Yesterday, Judge Timothy Pontius sentenced him to 18 months suspended for two years, describing him as a journalist of “hitherto unblemished character” who was “essentially a decent man of solid integrity”.

He also ordered France to complete 200 hours of unpaid work and awarded prosecution costs of just under £35,000 on the understanding that News International, owners of the Sun, would take responsibility and foot the bill.

The judge highlighted the underlying culture of paying people for stories at the Sun, a practice which was “promoted, supported and encouraged” at all levels.

He told the court, packed with journalists: “It was, and apparently remains, the practice of the Sun newspaper, and I dare say many others, to pay members of the public for their stories. The practice is promoted, supported and encouraged at the paper at all levels within the internal structure.
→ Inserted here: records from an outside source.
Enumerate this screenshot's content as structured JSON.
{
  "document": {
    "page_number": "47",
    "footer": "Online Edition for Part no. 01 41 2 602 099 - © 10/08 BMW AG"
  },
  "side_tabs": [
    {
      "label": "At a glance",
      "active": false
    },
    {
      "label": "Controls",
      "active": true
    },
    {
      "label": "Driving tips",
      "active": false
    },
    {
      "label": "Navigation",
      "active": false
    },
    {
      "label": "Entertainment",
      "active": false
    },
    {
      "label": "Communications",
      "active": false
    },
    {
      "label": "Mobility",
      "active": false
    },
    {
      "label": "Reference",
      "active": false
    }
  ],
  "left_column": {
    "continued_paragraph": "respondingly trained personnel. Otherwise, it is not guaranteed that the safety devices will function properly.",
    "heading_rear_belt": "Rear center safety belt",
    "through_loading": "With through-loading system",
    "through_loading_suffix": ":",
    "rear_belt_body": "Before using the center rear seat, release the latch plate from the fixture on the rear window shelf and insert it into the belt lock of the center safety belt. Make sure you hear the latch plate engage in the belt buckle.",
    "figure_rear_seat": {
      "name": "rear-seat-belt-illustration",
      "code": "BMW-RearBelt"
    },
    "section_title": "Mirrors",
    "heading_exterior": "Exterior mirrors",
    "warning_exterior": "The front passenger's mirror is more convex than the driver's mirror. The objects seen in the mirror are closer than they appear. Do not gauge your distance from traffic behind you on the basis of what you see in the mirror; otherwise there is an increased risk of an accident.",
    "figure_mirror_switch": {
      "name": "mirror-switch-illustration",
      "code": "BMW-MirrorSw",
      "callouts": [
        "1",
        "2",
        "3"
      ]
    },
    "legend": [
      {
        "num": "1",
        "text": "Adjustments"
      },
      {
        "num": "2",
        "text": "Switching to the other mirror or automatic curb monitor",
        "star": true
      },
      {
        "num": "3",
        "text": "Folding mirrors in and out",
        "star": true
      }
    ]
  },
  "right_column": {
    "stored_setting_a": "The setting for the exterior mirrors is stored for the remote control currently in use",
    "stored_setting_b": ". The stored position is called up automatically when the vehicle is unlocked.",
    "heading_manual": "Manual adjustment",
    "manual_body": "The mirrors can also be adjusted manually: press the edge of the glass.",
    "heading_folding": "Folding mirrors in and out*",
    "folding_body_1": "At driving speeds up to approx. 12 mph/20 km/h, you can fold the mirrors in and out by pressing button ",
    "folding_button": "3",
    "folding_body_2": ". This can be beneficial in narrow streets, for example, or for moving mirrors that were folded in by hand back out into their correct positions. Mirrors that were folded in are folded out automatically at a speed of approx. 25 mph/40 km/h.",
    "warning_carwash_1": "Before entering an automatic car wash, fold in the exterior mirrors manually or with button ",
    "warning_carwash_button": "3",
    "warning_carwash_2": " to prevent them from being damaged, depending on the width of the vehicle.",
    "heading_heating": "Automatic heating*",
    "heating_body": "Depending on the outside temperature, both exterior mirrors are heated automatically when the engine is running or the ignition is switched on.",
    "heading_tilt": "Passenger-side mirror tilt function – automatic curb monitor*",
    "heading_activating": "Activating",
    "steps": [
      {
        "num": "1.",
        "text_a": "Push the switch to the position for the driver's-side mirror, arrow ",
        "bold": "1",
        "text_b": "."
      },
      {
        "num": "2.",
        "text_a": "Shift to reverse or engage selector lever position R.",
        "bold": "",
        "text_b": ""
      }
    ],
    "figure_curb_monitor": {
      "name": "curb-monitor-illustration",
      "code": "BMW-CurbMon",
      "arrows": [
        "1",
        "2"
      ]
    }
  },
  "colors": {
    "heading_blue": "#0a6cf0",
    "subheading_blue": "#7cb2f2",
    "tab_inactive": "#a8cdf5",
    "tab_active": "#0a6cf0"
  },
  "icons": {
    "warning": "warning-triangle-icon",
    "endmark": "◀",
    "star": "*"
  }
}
“It is a practice that is certainly not improper itself, less is it to be condemned, as long as it does not involve encouragement by a journalist to anyone holding public office to abuse their trusted position for payment by providing confidential information in order it might be used to feed the public appetite for news that sometimes amounts to nothing more than titillating gossip.”

Judge Pontius said he did not doubt that many of the articles France wrote were in the public interest and “in the pursuit of responsible investigative journalism”, although a minority were “obviously salacious” and breached privacy.

He said payment for stories went through a clearly recognised and accepted procedure at the Sun and it was not a case of Mr France handing over a “grubby envelope” in a dark corner of a pub.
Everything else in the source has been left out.